Wisconsin Carry, Inc. & Thomas Waltz v. City of Madison, 2015 WI App 74, petition for review granted 1/11/16, reversed 2017 WI 19; case activity (including briefs)

The state statute preempting certain local firearm regulations, § 66.0409(2), doesn’t apply to the rule prohibiting weapons on city buses adopted by the Madison Transit and Parking Commission. The plain language of the statute shows the legislature chose limited language that applies only to “ordinances” or “resolutions” enacted by a political subdivision, and the Commission’s rule isn’t an “ordinance” or “resolution” under well-established law, Cross v. Soderbeck, 94 Wis. 2d 331, 342, 288 N.W.2d 779 (1980).

¶9     …[W]hile Wisconsin Carry generally asserts that Wis. Stat. § 66.0409 preempts the bus rule, Wisconsin Carry does not argue that a rule adopted by a city agency, such as the commission here, fits within the plain meaning of either “ordinance” or “resolution” as those terms are used in the statute. To the contrary, Wisconsin Carry concedes at the outset of its briefing that the bus rule is not, in the words of Wisconsin Carry, “an enacted ordinance or an adopted resolution.” This is a significant concession. As noted, “statutory interpretation ‘begins with the language of the statute. If the meaning of the statute is plain, we ordinarily stop the inquiry.’” [State ex rel.] Kalal [ v. Circuit Court for Dane County, 2004 WI 58], 271 Wis. 2d 633, ¶45[, 681 N.W.2d 110]….
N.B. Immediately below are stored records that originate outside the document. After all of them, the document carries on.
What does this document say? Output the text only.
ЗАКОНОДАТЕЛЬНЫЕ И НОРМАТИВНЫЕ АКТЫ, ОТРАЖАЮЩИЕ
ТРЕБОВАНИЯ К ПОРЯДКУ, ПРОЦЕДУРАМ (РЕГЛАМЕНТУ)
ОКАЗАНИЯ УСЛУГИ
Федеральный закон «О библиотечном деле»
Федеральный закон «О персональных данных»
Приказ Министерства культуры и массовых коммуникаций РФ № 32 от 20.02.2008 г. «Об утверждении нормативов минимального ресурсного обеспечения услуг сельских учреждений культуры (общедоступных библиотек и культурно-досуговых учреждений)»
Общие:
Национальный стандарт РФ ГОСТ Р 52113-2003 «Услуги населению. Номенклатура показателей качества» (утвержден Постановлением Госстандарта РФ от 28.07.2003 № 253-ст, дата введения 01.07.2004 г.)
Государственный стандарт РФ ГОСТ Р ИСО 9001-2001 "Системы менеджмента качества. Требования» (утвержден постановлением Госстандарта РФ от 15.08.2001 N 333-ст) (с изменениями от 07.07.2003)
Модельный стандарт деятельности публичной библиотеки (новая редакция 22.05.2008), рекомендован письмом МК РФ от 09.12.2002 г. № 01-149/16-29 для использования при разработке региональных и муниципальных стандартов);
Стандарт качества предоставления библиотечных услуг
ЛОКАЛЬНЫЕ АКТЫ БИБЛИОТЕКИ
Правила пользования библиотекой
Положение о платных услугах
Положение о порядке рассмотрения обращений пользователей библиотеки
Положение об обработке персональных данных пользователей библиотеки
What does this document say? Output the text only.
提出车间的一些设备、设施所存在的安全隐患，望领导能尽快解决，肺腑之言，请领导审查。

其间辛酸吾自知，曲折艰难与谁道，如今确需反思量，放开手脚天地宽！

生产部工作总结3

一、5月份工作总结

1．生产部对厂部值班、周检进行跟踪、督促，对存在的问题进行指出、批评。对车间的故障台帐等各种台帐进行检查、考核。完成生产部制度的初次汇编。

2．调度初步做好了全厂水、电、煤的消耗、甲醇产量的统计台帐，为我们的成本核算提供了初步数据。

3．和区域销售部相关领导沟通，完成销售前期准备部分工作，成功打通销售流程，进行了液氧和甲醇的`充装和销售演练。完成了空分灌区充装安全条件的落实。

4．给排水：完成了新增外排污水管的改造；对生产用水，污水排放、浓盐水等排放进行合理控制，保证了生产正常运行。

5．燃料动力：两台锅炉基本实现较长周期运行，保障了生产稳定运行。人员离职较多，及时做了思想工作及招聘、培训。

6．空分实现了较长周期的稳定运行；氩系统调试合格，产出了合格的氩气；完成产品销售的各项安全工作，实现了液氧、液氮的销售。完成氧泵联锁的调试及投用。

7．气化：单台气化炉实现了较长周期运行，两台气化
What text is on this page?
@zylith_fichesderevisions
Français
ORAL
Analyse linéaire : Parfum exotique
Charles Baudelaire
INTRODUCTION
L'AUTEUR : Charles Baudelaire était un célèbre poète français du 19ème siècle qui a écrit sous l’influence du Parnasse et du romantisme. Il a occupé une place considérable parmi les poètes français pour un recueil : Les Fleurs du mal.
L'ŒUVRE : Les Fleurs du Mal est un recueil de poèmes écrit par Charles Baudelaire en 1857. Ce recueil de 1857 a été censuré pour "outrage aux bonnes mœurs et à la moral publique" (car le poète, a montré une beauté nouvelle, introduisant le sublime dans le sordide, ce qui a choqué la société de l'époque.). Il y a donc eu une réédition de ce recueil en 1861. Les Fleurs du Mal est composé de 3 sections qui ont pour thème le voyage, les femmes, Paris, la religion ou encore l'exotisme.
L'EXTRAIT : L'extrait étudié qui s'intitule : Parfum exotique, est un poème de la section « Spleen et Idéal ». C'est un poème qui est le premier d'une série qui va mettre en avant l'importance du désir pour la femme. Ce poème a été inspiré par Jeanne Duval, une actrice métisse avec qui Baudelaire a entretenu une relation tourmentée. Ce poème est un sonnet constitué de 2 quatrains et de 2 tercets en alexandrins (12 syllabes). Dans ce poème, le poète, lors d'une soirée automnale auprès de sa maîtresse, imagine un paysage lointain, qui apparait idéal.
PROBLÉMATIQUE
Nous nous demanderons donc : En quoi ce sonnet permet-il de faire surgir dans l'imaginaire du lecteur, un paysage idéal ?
¶10     Instead, Wisconsin Carry effectively argues that the legislature did not mean what it said. Wisconsin Carry asks us to skip over an analysis of the words that the legislature chose and instead surmise that the legislature, in enacting Wis. Stat. § 66.0409, intended to achieve a more general preemption of locally generated firearms regulation. However, judicial restraint dictates that courts “assume that the legislature’s intent is expressed in the statutory language” chosen by the legislature. See Kalal, 271 Wis. 2d 633, ¶44. “It is the enacted law, not the unenacted intent, that is binding ….” Id. (emphasis added).

¶11     Moreover, as the circuit court explained, it would have been a simple matter for our legislature to use language that clearly prohibits local agency regulation of firearms by including additional language or more expansive language in the pertinent statute. Other states have done so. Kansas, for example, prohibits action not only by a “city or county,” but also by any “agent of any city or county.”… Our legislature remains free to adopt such language. But Wisconsin Carry cannot seriously argue that our legislature used the sort of broad language found in other jurisdictions.